While the headline number itself is not alarming it is the story behind the number which is concerning investors and economists.
“Although the latest Chinese GDP data was in line with expectations, there is doubt whether stimulus efforts are enough to cause growth to accelerate,” said Craig Botham, emerging markets economist at Schroders.
“It is an open question whether things will improve meaningfully from here. The first quarter of 2014 was a weak quarter, providing a lower base effect to flatter performance this year. This will be reversed for the second quarter onwards, so a substantial pick-up will be needed if the 7% target is to be reached.”
“Stimulus efforts so far do not, in our view, constitute a strong enough response to cause a great acceleration in growth,” Botham added.
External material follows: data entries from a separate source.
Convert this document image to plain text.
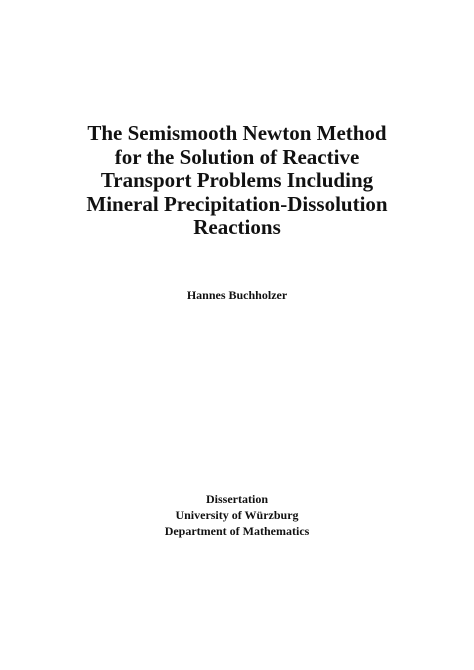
The Semismooth Newton Method
for the Solution of Reactive
Transport Problems Including
Mineral Precipitation-Dissolution
Reactions
Hannes Buchholzer
Dissertation
University of Würzburg
Department of Mathematics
“Recent economic indicators for China have all been weak, so it was not a surprise that real GDP for 2015 Q1 was reported at 7% year-on-year, the lowest figure for many years,” said John Greenwood, chief economist at Invesco. “Given the fact that net exports contributed positively, this must mean that the GDP deceleration was mainly due to very weak domestic demand.”
According to the head of Asia Strategy at SEB Sean Yokota, the near term outlook is further slowdown. “China’s economy continues its slow downtrend and records the lowest growth since Q1 2009 during the global financial crisis when GDP dropped to 6.6%,” he said. The economy’s momentum is clearly falling where sequential growth slowed to 5.2% annualised compared to 6.0% in Q4.